Future Projects and Growth Strategy

The company plans to expand its portfolio by entering new markets and investing in emerging technologies, such as energy storage and green hydrogen. Projected growth includes:

  • Investment of approximately $600 million in new projects over the next two years
  • Targeting an increase in total capacity to over 3,000 MW by 2025

Conclusion on Operating Model

Atlantica Sustainable Infrastructure operates on a model that emphasizes sustainability, financial performance, and shareholder returns while navigating a complex regulatory framework across diverse geographical markets.

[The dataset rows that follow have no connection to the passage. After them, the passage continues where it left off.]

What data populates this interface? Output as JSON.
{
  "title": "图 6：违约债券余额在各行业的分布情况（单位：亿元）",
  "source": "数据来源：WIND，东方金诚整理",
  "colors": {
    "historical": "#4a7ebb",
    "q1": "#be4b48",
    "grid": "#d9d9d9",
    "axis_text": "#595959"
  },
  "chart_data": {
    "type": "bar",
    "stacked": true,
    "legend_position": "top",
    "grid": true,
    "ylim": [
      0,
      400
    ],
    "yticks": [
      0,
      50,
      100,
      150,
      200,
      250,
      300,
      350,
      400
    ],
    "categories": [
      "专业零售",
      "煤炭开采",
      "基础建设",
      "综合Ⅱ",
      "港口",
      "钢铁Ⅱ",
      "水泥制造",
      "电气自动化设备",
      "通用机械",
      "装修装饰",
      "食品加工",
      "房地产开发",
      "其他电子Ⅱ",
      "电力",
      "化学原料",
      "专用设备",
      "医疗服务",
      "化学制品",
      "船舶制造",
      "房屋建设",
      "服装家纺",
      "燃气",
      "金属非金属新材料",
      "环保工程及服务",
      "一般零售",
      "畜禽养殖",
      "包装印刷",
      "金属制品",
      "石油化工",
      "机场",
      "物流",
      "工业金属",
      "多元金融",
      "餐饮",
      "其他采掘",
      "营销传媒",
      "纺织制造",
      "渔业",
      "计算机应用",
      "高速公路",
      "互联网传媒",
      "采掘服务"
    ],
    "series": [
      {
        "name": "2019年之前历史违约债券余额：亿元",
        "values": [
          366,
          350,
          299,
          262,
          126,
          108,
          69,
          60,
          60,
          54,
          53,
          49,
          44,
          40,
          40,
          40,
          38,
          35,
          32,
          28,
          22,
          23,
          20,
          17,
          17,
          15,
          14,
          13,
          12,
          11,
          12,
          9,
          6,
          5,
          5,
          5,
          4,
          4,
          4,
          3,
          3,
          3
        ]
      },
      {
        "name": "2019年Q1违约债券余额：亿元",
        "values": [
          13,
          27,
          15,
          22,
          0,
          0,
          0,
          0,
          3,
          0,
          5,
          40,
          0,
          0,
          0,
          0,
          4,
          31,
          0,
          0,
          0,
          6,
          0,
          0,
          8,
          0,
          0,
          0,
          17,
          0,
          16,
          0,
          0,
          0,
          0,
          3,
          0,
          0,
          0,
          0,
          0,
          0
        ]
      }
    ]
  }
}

How Atlantica Sustainable Infrastructure plc (AY) Makes Money

Revenue Streams

Atlantica Sustainable Infrastructure plc generates revenue through the following primary sources:

  • Long-term contracts in energy generation
  • Infrastructure services
  • Market-based energy sales

Energy Generation

The company operates a diversified portfolio of renewable energy assets, including solar, wind, and hydropower facilities. As of 2022, Atlantica generated approximately $520 million in revenue from energy generation.

Breakdown by energy type:

Energy Source Revenue ($ millions) Percentage of Total Revenue
Solar 250 48%
Wind 160 31%
Hydropower 110 21%

Contracts and Agreements

Atlantica engages in long-term power purchase agreements (PPAs) that provide stable cash flows. As of 2023, approximately 90% of its revenue was secured through these contracts, allowing for predictable income streams.

Infrastructure Services

The company also derives revenue from operating infrastructure assets, specifically in water and waste management sectors. In 2022, revenue from infrastructure services was approximately $150 million.

Financial Performance

As of Q2 2023, Atlantica reported the following key financial metrics:

Metric Value
Total Revenue $670 million
Net Profit $45 million
EBITDA $400 million
Debt to Equity Ratio 1.5

Growth Strategy

Atlantica aims to expand its asset base and enhance revenue by:

  • Investing in new renewable energy projects
  • Expanding geographic reach, particularly in emerging markets
  • Acquiring operational infrastructure assets

Market Trends

As of 2023, the global renewable energy market is projected to grow at a CAGR of 8.4% from 2021 to 2028, providing a favorable environment for Atlantica's growth initiatives. The company's market cap was approximately $1.1 billion as of the end of 2022.